Schnell: Katastrophales österreichisches Engagement im EU-Ausschuß der Regionen

Österreich glänzt durch Abwesenheit

Wien (OTS) - "Österreichs lokale und regionale Interessen werden entgegen aller Beteuerungen in der Europäischen Union keineswegs massiv vertreten", kommentierte heute der Salzburger FPÖ-Landesparteiobmann Karl Schnell eine nun im FPÖ-Landtagsklub eingelangte Teilnahme-Statistik des Ausschusses der Regionen der Europäischen Union. Österreichs Vertreter würden kaum an Sitzungen des Ausschusses teilnehmen. Unter allen 25 Mitgliedsstaaten nimmt Österreich den beschämenden 23. Platz ein. "Der Ausschuß stellt für die österreichischen Bundesländer, Städte und Gemeinden eines der wichtigsten Gremien für die Durchsetzbarkeit unserer Interessen dar. Jetzt ist Landeshauptfrau Burgstaller gefordert. Burgstaller muß die übrigen Ausschußmitglieder Österreichs zu einer stärkeren und ernsthafteren Teilnahme drängen", so Schnell.
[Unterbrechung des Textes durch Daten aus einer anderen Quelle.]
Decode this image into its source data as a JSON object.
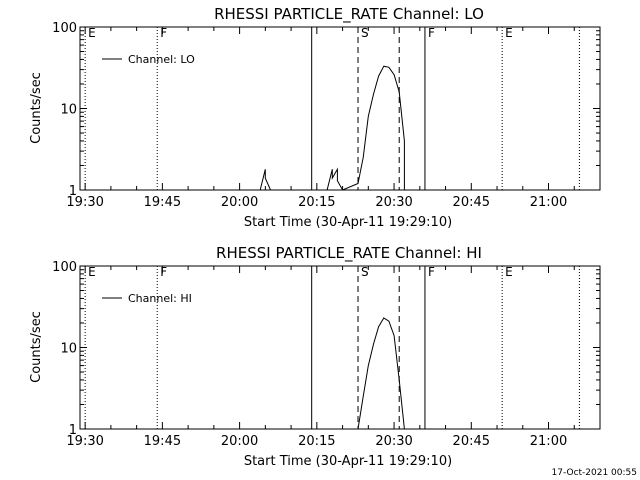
{
  "footer": {
    "timestamp": "17-Oct-2021 00:55"
  },
  "chart_data": [
    {
      "type": "line",
      "title": "RHESSI PARTICLE_RATE Channel: LO",
      "xlabel": "Start Time (30-Apr-11 19:29:10)",
      "ylabel": "Counts/sec",
      "yscale": "log",
      "ylim": [
        1,
        100
      ],
      "xlim": [
        "19:29",
        "21:10"
      ],
      "x_ticks": [
        "19:30",
        "19:45",
        "20:00",
        "20:15",
        "20:30",
        "20:45",
        "21:00"
      ],
      "y_ticks": [
        "1",
        "10",
        "100"
      ],
      "legend": {
        "position": "top-left",
        "entries": [
          "Channel: LO"
        ]
      },
      "event_markers": [
        {
          "time": "19:30",
          "label": "E",
          "style": "dotted"
        },
        {
          "time": "19:44",
          "label": "F",
          "style": "dotted"
        },
        {
          "time": "20:14",
          "label": "",
          "style": "solid"
        },
        {
          "time": "20:23",
          "label": "S",
          "style": "dashed"
        },
        {
          "time": "20:31",
          "label": "",
          "style": "dashed"
        },
        {
          "time": "20:36",
          "label": "F",
          "style": "solid"
        },
        {
          "time": "20:51",
          "label": "E",
          "style": "dotted"
        },
        {
          "time": "21:06",
          "label": "",
          "style": "dotted"
        }
      ],
      "series": [
        {
          "name": "Channel: LO",
          "x": [
            "20:04",
            "20:05",
            "20:05",
            "20:06",
            "20:17",
            "20:18",
            "20:18",
            "20:19",
            "20:19",
            "20:20",
            "20:20",
            "20:23",
            "20:24",
            "20:25",
            "20:26",
            "20:27",
            "20:28",
            "20:29",
            "20:30",
            "20:31",
            "20:32",
            "20:32"
          ],
          "y": [
            1,
            1.8,
            1.4,
            1,
            1,
            1.8,
            1.4,
            1.8,
            1.3,
            1,
            1,
            1.2,
            2.5,
            8,
            15,
            25,
            33,
            32,
            26,
            16,
            4,
            1
          ]
        }
      ]
    },
    {
      "type": "line",
      "title": "RHESSI PARTICLE_RATE Channel: HI",
      "xlabel": "Start Time (30-Apr-11 19:29:10)",
      "ylabel": "Counts/sec",
      "yscale": "log",
      "ylim": [
        1,
        100
      ],
      "xlim": [
        "19:29",
        "21:10"
      ],
      "x_ticks": [
        "19:30",
        "19:45",
        "20:00",
        "20:15",
        "20:30",
        "20:45",
        "21:00"
      ],
      "y_ticks": [
        "1",
        "10",
        "100"
      ],
      "legend": {
        "position": "top-left",
        "entries": [
          "Channel: HI"
        ]
      },
      "event_markers": [
        {
          "time": "19:30",
          "label": "E",
          "style": "dotted"
        },
        {
          "time": "19:44",
          "label": "F",
          "style": "dotted"
        },
        {
          "time": "20:14",
          "label": "",
          "style": "solid"
        },
        {
          "time": "20:23",
          "label": "S",
          "style": "dashed"
        },
        {
          "time": "20:31",
          "label": "",
          "style": "dashed"
        },
        {
          "time": "20:36",
          "label": "F",
          "style": "solid"
        },
        {
          "time": "20:51",
          "label": "E",
          "style": "dotted"
        },
        {
          "time": "21:06",
          "label": "",
          "style": "dotted"
        }
      ],
      "series": [
        {
          "name": "Channel: HI",
          "x": [
            "20:23",
            "20:24",
            "20:25",
            "20:26",
            "20:27",
            "20:28",
            "20:29",
            "20:30",
            "20:31",
            "20:32"
          ],
          "y": [
            1,
            2.5,
            6,
            11,
            18,
            23,
            21,
            14,
            4,
            1
          ]
        }
      ]
    }
  ]
}
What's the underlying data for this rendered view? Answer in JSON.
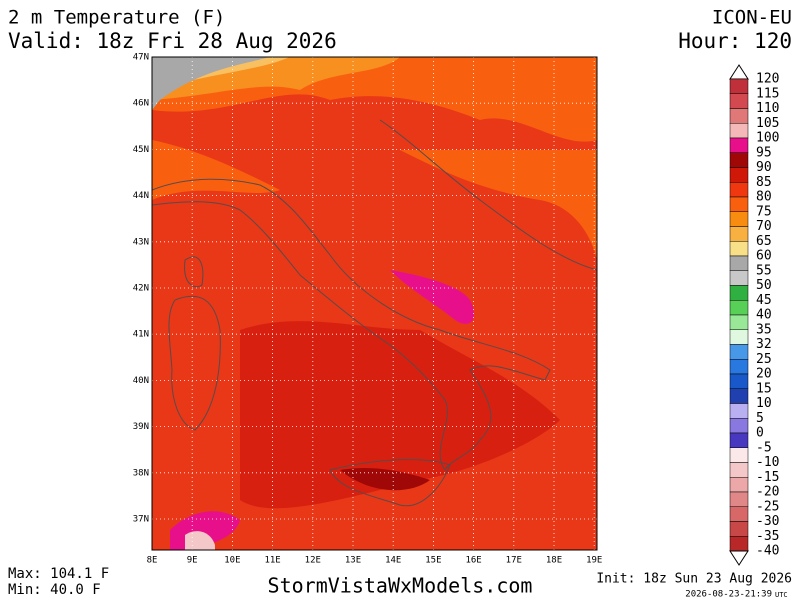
{
  "header": {
    "title": "2 m Temperature (F)",
    "valid": "Valid: 18z Fri 28 Aug 2026",
    "model": "ICON-EU",
    "hour": "Hour: 120"
  },
  "map": {
    "lat_labels": [
      "47N",
      "46N",
      "45N",
      "44N",
      "43N",
      "42N",
      "41N",
      "40N",
      "39N",
      "38N",
      "37N"
    ],
    "lon_labels": [
      "8E",
      "9E",
      "10E",
      "11E",
      "12E",
      "13E",
      "14E",
      "15E",
      "16E",
      "17E",
      "18E",
      "19E"
    ]
  },
  "colorbar": {
    "labels": [
      "120",
      "115",
      "110",
      "105",
      "100",
      "95",
      "90",
      "85",
      "80",
      "75",
      "70",
      "65",
      "60",
      "55",
      "50",
      "45",
      "40",
      "35",
      "32",
      "25",
      "20",
      "15",
      "10",
      "5",
      "0",
      "-5",
      "-10",
      "-15",
      "-20",
      "-25",
      "-30",
      "-35",
      "-40"
    ],
    "colors": [
      "#c0303a",
      "#d24a50",
      "#e07878",
      "#f4b8b8",
      "#e8108a",
      "#a00808",
      "#d01808",
      "#f03810",
      "#f86010",
      "#f88c10",
      "#f8b040",
      "#f8e088",
      "#a8a8a8",
      "#c8c8c8",
      "#30b040",
      "#58d058",
      "#98e898",
      "#e0f8e0",
      "#4898e8",
      "#2878e0",
      "#1858c8",
      "#2040b0",
      "#b8b0f0",
      "#8878e0",
      "#4838c0",
      "#fbe8e8",
      "#f4c8c8",
      "#eca8a8",
      "#e08888",
      "#d86868",
      "#c84848",
      "#b82828"
    ]
  },
  "footer": {
    "max": "Max: 104.1 F",
    "min": "Min: 40.0 F",
    "site": "StormVistaWxModels.com",
    "init": "Init: 18z Sun 23 Aug 2026",
    "stamp": "2026-08-23-21:39",
    "stamp_unit": "UTC"
  }
}
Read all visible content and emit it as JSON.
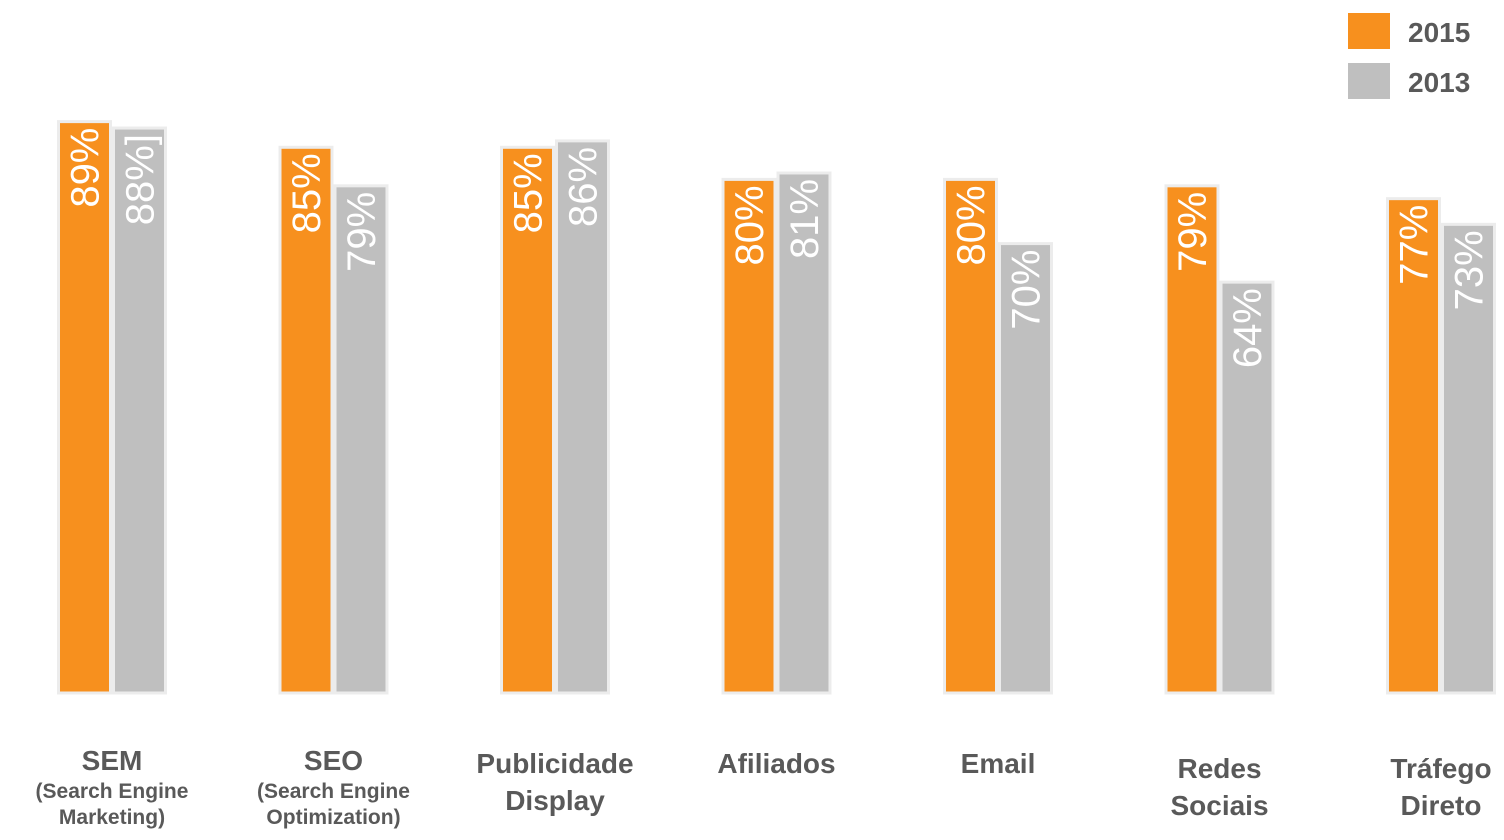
{
  "chart_data": {
    "type": "bar",
    "categories": [
      "SEM",
      "SEO",
      "Publicidade\nDisplay",
      "Afiliados",
      "Email",
      "Redes\nSociais",
      "Tráfego\nDireto"
    ],
    "category_subtitles": [
      "(Search Engine\nMarketing)",
      "(Search Engine\nOptimization)",
      null,
      null,
      null,
      null,
      null
    ],
    "series": [
      {
        "name": "2015",
        "color": "#f7901e",
        "values": [
          89,
          85,
          85,
          80,
          80,
          79,
          77
        ],
        "value_labels": [
          "89%",
          "85%",
          "85%",
          "80%",
          "80%",
          "79%",
          "77%"
        ]
      },
      {
        "name": "2013",
        "color": "#bfbfbf",
        "values": [
          88,
          79,
          86,
          81,
          70,
          64,
          73
        ],
        "value_labels": [
          "88%]",
          "79%",
          "86%",
          "81%",
          "70%",
          "64%",
          "73%"
        ]
      }
    ],
    "ylim": [
      0,
      100
    ],
    "legend": "top-right"
  }
}
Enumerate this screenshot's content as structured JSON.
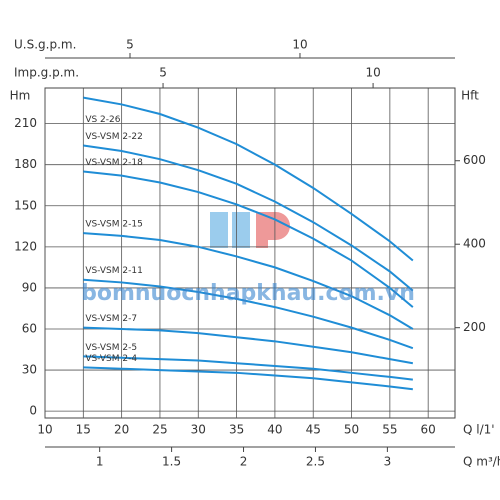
{
  "chart_data": {
    "type": "line",
    "x_label": "Q l/1'",
    "y_label": "Hm",
    "y2_label": "Hft",
    "xlim": [
      10,
      63.5
    ],
    "xticks": [
      10,
      15,
      20,
      25,
      30,
      35,
      40,
      45,
      50,
      55,
      60
    ],
    "ylim": [
      -5,
      236
    ],
    "yticks": [
      0,
      30,
      60,
      90,
      120,
      150,
      180,
      210
    ],
    "y2lim": [
      -16.4,
      774.3
    ],
    "y2ticks": [
      200,
      400,
      600
    ],
    "grid": true,
    "top_axes": [
      {
        "label": "U.S.g.p.m.",
        "xlim": [
          2.5,
          14.56
        ],
        "xticks": [
          5,
          10
        ]
      },
      {
        "label": "Imp.g.p.m.",
        "xlim": [
          2.19,
          11.95
        ],
        "xticks": [
          5,
          10
        ]
      }
    ],
    "bottom_axis2": {
      "label": "Q m³/h",
      "xlim": [
        0.62,
        3.47
      ],
      "xticks": [
        1,
        1.5,
        2,
        2.5,
        3
      ]
    },
    "watermark": "bomnuocnhapkhau.com.vn",
    "x": [
      15,
      20,
      25,
      30,
      35,
      40,
      45,
      50,
      55,
      58
    ],
    "series": [
      {
        "name": "VS 2-26",
        "color": "#1f8dd6",
        "values": [
          229,
          224,
          217,
          207,
          195,
          180,
          163,
          144,
          124,
          110
        ]
      },
      {
        "name": "VS-VSM 2-22",
        "color": "#1f8dd6",
        "values": [
          194,
          190,
          184,
          176,
          166,
          153,
          138,
          121,
          102,
          88
        ]
      },
      {
        "name": "VS-VSM 2-18",
        "color": "#1f8dd6",
        "values": [
          175,
          172,
          167,
          160,
          151,
          140,
          126,
          110,
          90,
          76
        ]
      },
      {
        "name": "VS-VSM 2-15",
        "color": "#1f8dd6",
        "values": [
          130,
          128,
          125,
          120,
          113,
          105,
          95,
          84,
          70,
          60
        ]
      },
      {
        "name": "VS-VSM 2-11",
        "color": "#1f8dd6",
        "values": [
          96,
          94,
          91,
          87,
          82,
          76,
          69,
          61,
          52,
          46
        ]
      },
      {
        "name": "VS-VSM 2-7",
        "color": "#1f8dd6",
        "values": [
          61,
          60,
          59,
          57,
          54,
          51,
          47,
          43,
          38,
          35
        ]
      },
      {
        "name": "VS-VSM 2-5",
        "color": "#1f8dd6",
        "values": [
          40,
          39,
          38,
          37,
          35,
          33,
          31,
          28,
          25,
          23
        ]
      },
      {
        "name": "VS-VSM 2-4",
        "color": "#1f8dd6",
        "values": [
          32,
          31,
          30,
          29,
          28,
          26,
          24,
          21,
          18,
          16
        ]
      }
    ]
  }
}
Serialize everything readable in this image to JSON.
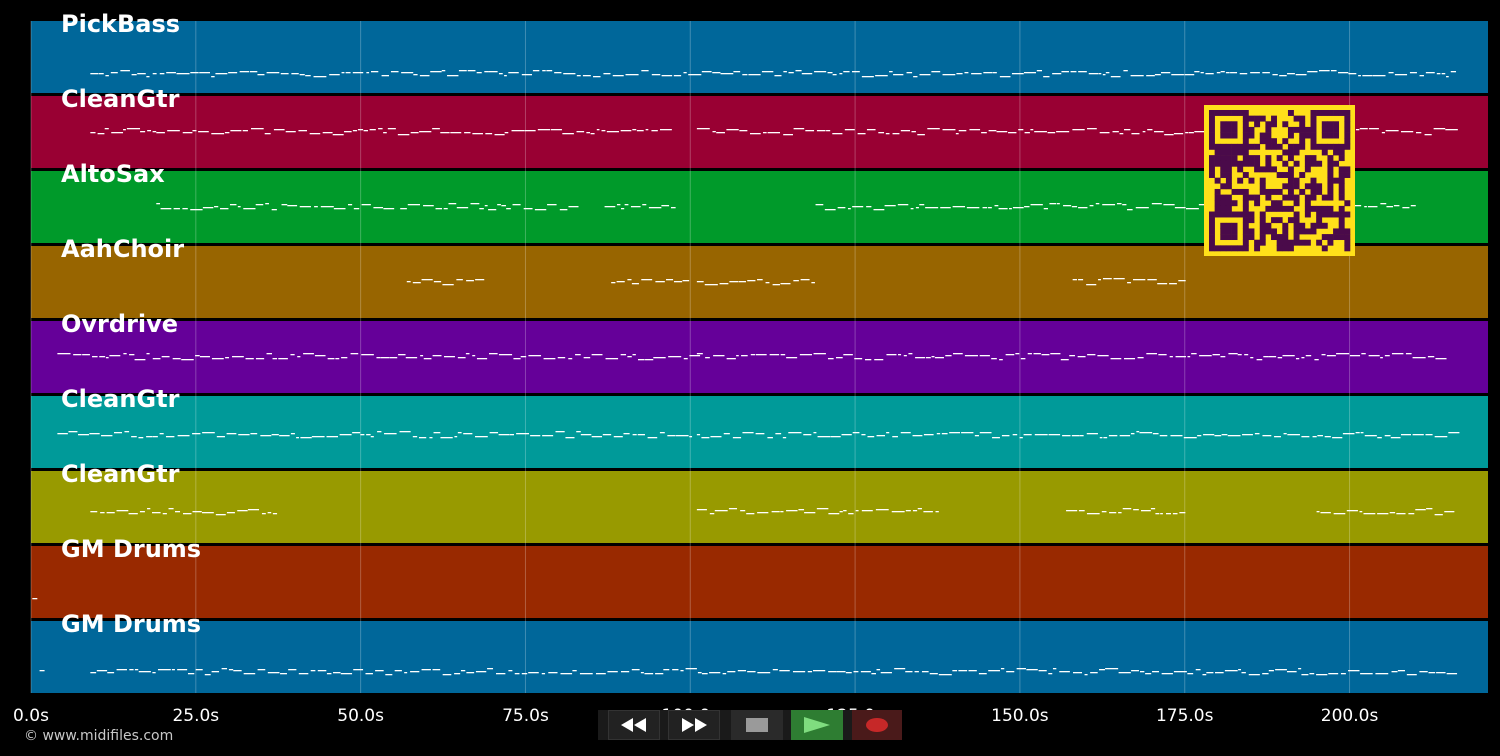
{
  "lanes": [
    {
      "name": "PickBass",
      "color": "#00679a"
    },
    {
      "name": "CleanGtr",
      "color": "#990033"
    },
    {
      "name": "AltoSax",
      "color": "#009a2a"
    },
    {
      "name": "AahChoir",
      "color": "#986500"
    },
    {
      "name": "Ovrdrive",
      "color": "#650099"
    },
    {
      "name": "CleanGtr",
      "color": "#009a99"
    },
    {
      "name": "CleanGtr",
      "color": "#989a00"
    },
    {
      "name": "GM Drums",
      "color": "#992900"
    },
    {
      "name": "GM Drums",
      "color": "#00679a"
    }
  ],
  "time_axis": {
    "ticks": [
      "0.0s",
      "25.0s",
      "50.0s",
      "75.0s",
      "100.0s",
      "125.0s",
      "150.0s",
      "175.0s",
      "200.0s"
    ],
    "max_seconds": 221
  },
  "copyright": "© www.midifiles.com",
  "transport": {
    "rewind_icon": "rewind-icon",
    "fast_forward_icon": "fast-forward-icon",
    "stop_icon": "stop-icon",
    "play_icon": "play-icon",
    "record_icon": "record-icon",
    "stop_color": "#9a9a9a",
    "play_color": "#2e7d32",
    "record_color": "#c62828"
  },
  "qr_colors": {
    "fg": "#4a0a4a",
    "bg": "#ffe01a"
  }
}
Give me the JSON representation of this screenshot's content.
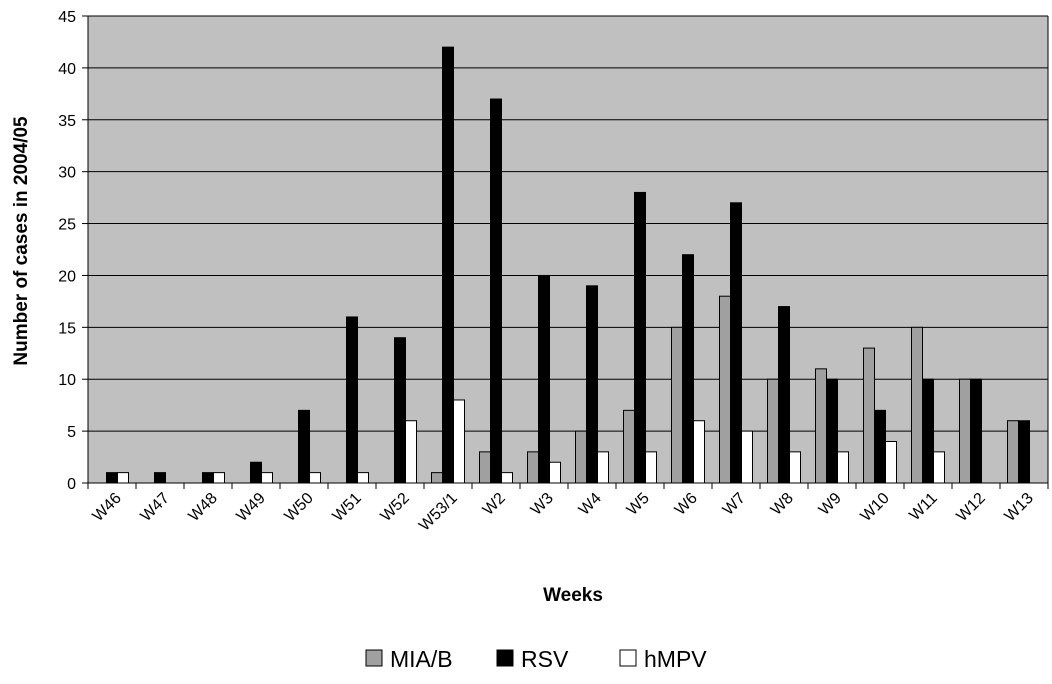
{
  "chart_data": {
    "type": "bar",
    "categories": [
      "W46",
      "W47",
      "W48",
      "W49",
      "W50",
      "W51",
      "W52",
      "W53/1",
      "W2",
      "W3",
      "W4",
      "W5",
      "W6",
      "W7",
      "W8",
      "W9",
      "W10",
      "W11",
      "W12",
      "W13"
    ],
    "series": [
      {
        "name": "MIA/B",
        "color": "#a0a0a0",
        "values": [
          0,
          0,
          0,
          0,
          0,
          0,
          0,
          1,
          3,
          3,
          5,
          7,
          15,
          18,
          10,
          11,
          13,
          15,
          10,
          6
        ]
      },
      {
        "name": "RSV",
        "color": "#000000",
        "values": [
          1,
          1,
          1,
          2,
          7,
          16,
          14,
          42,
          37,
          20,
          19,
          28,
          22,
          27,
          17,
          10,
          7,
          10,
          10,
          6
        ]
      },
      {
        "name": "hMPV",
        "color": "#ffffff",
        "values": [
          1,
          0,
          1,
          1,
          1,
          1,
          6,
          8,
          1,
          2,
          3,
          3,
          6,
          5,
          3,
          3,
          4,
          3,
          0,
          0
        ]
      }
    ],
    "xlabel": "Weeks",
    "ylabel": "Number of cases in 2004/05",
    "ylim": [
      0,
      45
    ],
    "yticks": [
      0,
      5,
      10,
      15,
      20,
      25,
      30,
      35,
      40,
      45
    ],
    "grid": true,
    "legend_position": "bottom",
    "plot_background": "#c0c0c0"
  }
}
Die FPÖ werde mittels eines Antrages im Landtag von der Landeshauptfrau - selbst Mitglied des Ausschusses - eine Offensive einfordern. "Burgstaller muß mit den anderen Mitgliedern Klartext reden und auf eine stärkere Teilnahme drängen", so der FPÖ-Landeschef. Immer wieder werde von den Vertretern die Bedeutung des Ausschusses für die regionalen und lokalen Interessen gegenüber der Bevölkerung betont. Die Realität sehe ganz anders aus. "Wie sollen wir ernst genommen werden, wenn wir nicht teilnehmen? Die Statistik zeigt auch deutlich, daß den Österreichern vieles vorgegaukelt wird, was gar nicht existiert", sagt Schnell.

Die mangelnde Ernsthaftigkeit zeige die Statistik deutlich. "Österreich hat zwischen 2002 und 2005 an nur 65,9 Prozent der Plenarsitzungen teilgenommen. Damit liegt Österreich erheblich unter dem europäischen Durchschnitt von 78,4 Prozent", berichtet Schnell. Im Jahr 2005 lag die Teilnahmequote sogar bei nur 58,3 Prozent. Selbst die nicht unbedingt europafreundlichen Briten weisen eine Quote von durchschnittlich 83,7 Prozent auf. Nur Portugal und Spanien zeigen noch weniger Interesse. Teilnahme-Spitzenreiter sind Schweden und Finnland. "Wenn Österreichs Mitglieder tatsächlich die Subsidiarität ernst nehmen, müssen sie künftig öfters an Sitzungen teilnehmen", erklärte der FPÖ-Landeschef abschließend.